A beleza das cores aproxima-nos de Deus. Pelo menos, é o que nos dizemos quando se descobre pela primeira vez a Igreja de Válega, no concelho de Ovar…
E uma surpresa que nos espera, quando a vemos à beira de uma pequena estrada, depois de deixar a nacional. Visível de longe, parece como pousada no meio das terras, uma pedra preciosa de mil cores…
Uma igreja cemitério
A alegria das tonalidades coloridas, barulhentas e animadas, contrasta com o silêncio do cemitério. Um cemitério que parece ironicamente respirar vida!
De certa forma, relembra-nos a mais célebre das tradições de Ovar, o seu Carnaval. Um festival de cores e de animação, onde pela última vez se pode festejar antes da Quaresma e da sua contenção…
A igreja sempre esteve intimamente ligada com a última morada dos moradores de Válega. Envolta de cruzes e de terras sossegadas, é uma atmosfera de recolhimento que reina nesta igreja dedicada à Santa Maria do Amparo.
Uma igreja barroca
A profusão de adornos, típicos do Barroco, é, porém, aqui recente. Foi em 1746 que a construção da igreja atual teve início, para substituir uma igreja vizinha em ruínas. A construção iria eternizar-se por mais de um século. Em abono da verdade, o edifício, quase terminado, conheceu um terrível incendio em 1787 ou 1788 que a arruinou completamente. Os fiéis tiveram que recomeçar do zero…

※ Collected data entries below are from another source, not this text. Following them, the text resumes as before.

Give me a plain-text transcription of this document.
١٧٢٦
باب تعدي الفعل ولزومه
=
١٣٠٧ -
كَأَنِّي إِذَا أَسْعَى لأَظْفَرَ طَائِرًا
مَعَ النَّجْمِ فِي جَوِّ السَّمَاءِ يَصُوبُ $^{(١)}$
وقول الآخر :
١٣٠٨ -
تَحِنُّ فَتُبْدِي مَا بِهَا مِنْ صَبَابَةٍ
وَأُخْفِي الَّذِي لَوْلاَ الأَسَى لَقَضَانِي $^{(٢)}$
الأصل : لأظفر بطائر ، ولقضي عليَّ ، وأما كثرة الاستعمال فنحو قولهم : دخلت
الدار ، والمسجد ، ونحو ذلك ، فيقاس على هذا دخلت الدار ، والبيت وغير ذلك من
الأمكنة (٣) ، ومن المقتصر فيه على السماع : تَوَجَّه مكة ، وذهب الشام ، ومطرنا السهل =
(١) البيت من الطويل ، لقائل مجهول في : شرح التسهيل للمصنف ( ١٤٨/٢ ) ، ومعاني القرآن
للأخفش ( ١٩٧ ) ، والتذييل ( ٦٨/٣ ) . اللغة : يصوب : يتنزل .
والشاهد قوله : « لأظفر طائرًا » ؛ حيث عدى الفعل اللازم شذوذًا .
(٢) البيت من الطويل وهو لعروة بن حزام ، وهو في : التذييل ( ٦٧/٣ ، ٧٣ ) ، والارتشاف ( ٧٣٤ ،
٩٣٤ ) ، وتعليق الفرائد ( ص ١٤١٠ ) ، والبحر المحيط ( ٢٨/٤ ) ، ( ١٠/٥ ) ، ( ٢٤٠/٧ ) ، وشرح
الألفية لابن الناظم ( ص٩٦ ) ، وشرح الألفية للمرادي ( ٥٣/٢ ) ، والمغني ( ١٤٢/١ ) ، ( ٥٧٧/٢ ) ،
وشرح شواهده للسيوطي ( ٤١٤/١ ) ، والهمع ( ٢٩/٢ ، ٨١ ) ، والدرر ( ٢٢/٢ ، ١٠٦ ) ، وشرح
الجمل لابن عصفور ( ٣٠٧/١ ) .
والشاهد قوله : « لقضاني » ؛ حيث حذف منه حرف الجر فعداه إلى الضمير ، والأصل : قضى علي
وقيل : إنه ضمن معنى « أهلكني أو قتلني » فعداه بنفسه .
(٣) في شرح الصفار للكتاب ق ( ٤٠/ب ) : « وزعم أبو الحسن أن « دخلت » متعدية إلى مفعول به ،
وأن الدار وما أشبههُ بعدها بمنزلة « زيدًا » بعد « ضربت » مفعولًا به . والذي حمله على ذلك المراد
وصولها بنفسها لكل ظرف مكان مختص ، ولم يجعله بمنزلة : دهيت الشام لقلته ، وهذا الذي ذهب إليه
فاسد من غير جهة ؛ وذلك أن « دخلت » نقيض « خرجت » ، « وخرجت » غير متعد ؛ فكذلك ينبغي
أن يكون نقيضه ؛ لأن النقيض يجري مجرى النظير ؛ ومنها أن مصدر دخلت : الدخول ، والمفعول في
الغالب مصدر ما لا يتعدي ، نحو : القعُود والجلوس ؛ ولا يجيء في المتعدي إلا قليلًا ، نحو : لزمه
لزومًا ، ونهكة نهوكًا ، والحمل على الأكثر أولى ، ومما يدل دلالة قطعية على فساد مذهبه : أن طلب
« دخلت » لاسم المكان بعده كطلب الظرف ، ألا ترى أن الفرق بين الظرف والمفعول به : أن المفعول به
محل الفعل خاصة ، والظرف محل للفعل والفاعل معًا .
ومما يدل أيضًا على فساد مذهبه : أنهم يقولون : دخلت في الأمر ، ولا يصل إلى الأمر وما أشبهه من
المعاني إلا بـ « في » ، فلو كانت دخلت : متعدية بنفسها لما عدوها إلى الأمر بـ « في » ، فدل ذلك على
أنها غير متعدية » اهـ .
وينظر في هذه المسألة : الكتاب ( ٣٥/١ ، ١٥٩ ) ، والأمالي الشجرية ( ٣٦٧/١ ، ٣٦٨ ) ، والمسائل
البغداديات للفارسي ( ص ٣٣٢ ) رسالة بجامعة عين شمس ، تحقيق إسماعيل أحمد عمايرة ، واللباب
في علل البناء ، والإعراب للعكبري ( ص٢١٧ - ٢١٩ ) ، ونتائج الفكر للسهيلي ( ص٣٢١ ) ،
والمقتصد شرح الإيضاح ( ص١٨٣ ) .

Para o barroco português, o fiel deve caminhar espiritualmente quando entre numa igreja. Deve assim passar do mundo terreno e da simplicidade exterior, à riqueza ornamental do interior, evocando as maravilhas do além…
No início do século XX, este programa baroco ainda estava longe de ser o que é hoje. Foi pela intervenção de ricas famílias de benfeitores que a fisionomia da igreja iria transformar-se completamente, tornando-a hoje na igreja mais colorida de Portugal!
Amigos de Válega
Os Oliveira Lopes, ilustres cidadãos de Ovar e Republicanos convictos vão financiar as obras de conservação e de melhoria da igreja. Não nos podemos esquecer que nos primórdios da Républica, os Republicanos eram claramente anticlericais, o que parecia ser uma clara contradição dos Oliveira Lopes.
Os moradores de Válega não esqueceram nunca esta proteção destes notáveis para com a igreja, e uma escola, hoje museu, ainda enverga o nome da ilustre família.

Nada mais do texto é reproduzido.